BTW - before you all say anything I intend on adding a second 980ti, but want to upgrade to at least a 5930k to open up all the lanes. My 1050g was on sale for $129.99 when my buddy needed a new PSU so it made sense ;). $129.99 for 1000+ Seasonic is a win in my book.
 
As long as the PSU is not Diablotek sure. I ran an i7 4770 oc'ed and 2 770s for quite a while on Seasonic 750w (never drew more than ~625w from the wall except in the most extreme stress testing) and now a friend is using it on his build with an i7 and 2 970s... Most people that "need" way too much power are either uneducated in power supplies or trying to hit the sweet spot for efficiency which I have never understood... 2% efficiency gain for a PSU that is $80 more.

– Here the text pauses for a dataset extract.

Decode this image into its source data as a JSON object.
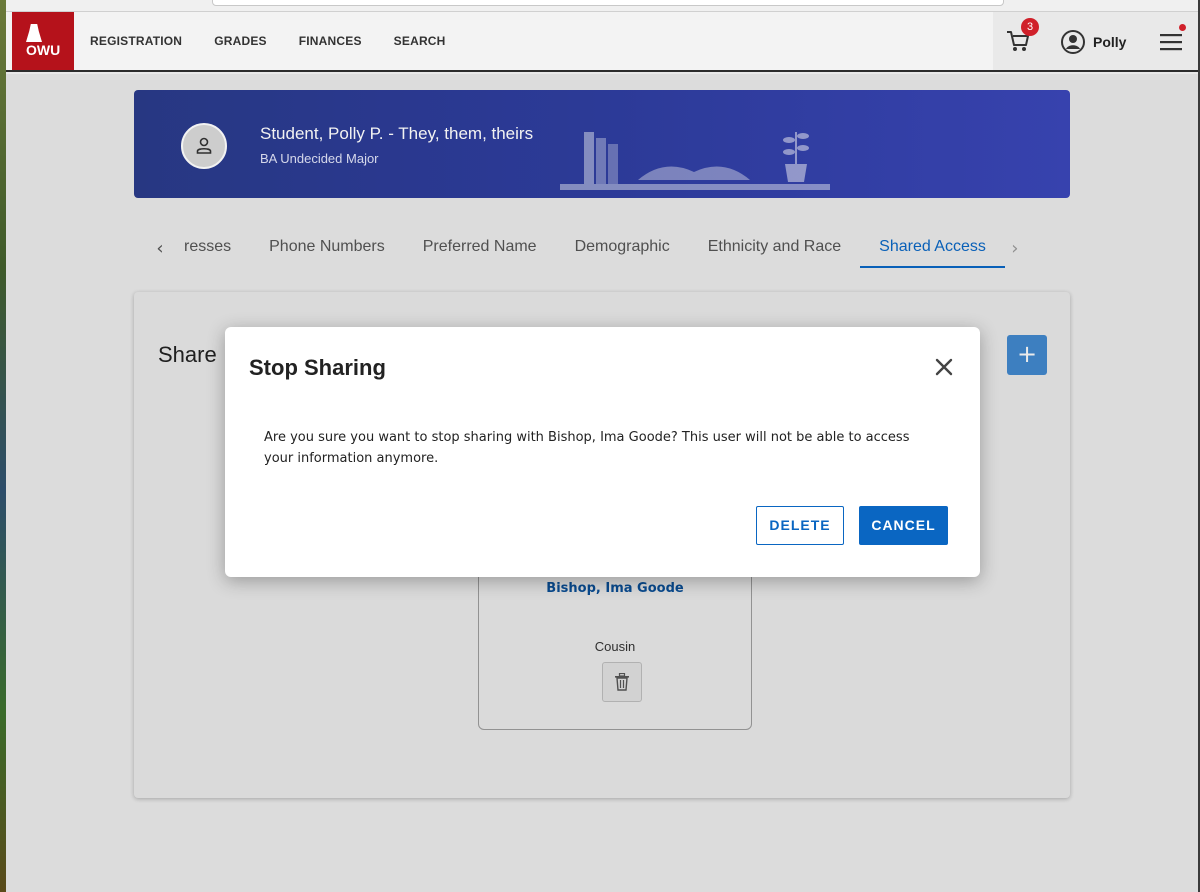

By 500W I mean actual 500W with amperage on the proper rails needed. I started out with a 850W unit when I did my first real gaming build, which was pretty much the max at the time. After using a proper power meter and seeing how little power was used, I would have been fine with a 400W unit. I now use a 660W PSU, and only because I got a great deal on it. I also know people running high power 1000W+ PSUs that probably don't draw more than 400-500W at full load. I also know the people going for the "sweet spot" and know someone who built with that in mind this year and spent almost 100 bucks extra to get the best PSU for power savings, maybe an extra 3% over the much cheaper PSU, I tried to explain to him it would take something like 10 years with it running 24/7 to recover that $100 with the price of electricity in this area, but he would just not hear it.
 
I also know the people going for the "sweet spot" and know someone who built with that in mind this year and spent almost 100 bucks extra to get the best PSU for power savings, maybe an extra 3% over the much cheaper PSU, I tried to explain to him it would take something like 10 years with it running 24/7 to recover that $100 with the price of electricity in this area, but he would just not hear it.

It's more baffling to me when someone asking me build advice actually listens (buddy who took my 750w) than when they buy a 1200w Gold for their i5 and R9 280x... I even more like when someone asks for AIO CPU cooler advice with no intention of ever overclocking. Or if they need more than 16gb of ram with no intention of doing either memory intensive tasks or creating a ramdisk.
 
If you are planning on doing that much after buying the unit...Why would you just not build from scratch to make sure everything is what you want and would probably be cheaper anyway, or buy it with the cards already and they will use the PSU needed.
People who buy ready made computers are probably not the same ones who even know what SLI and crossfire refer to, and wouldn't think of water cooling anything electronic (I hope).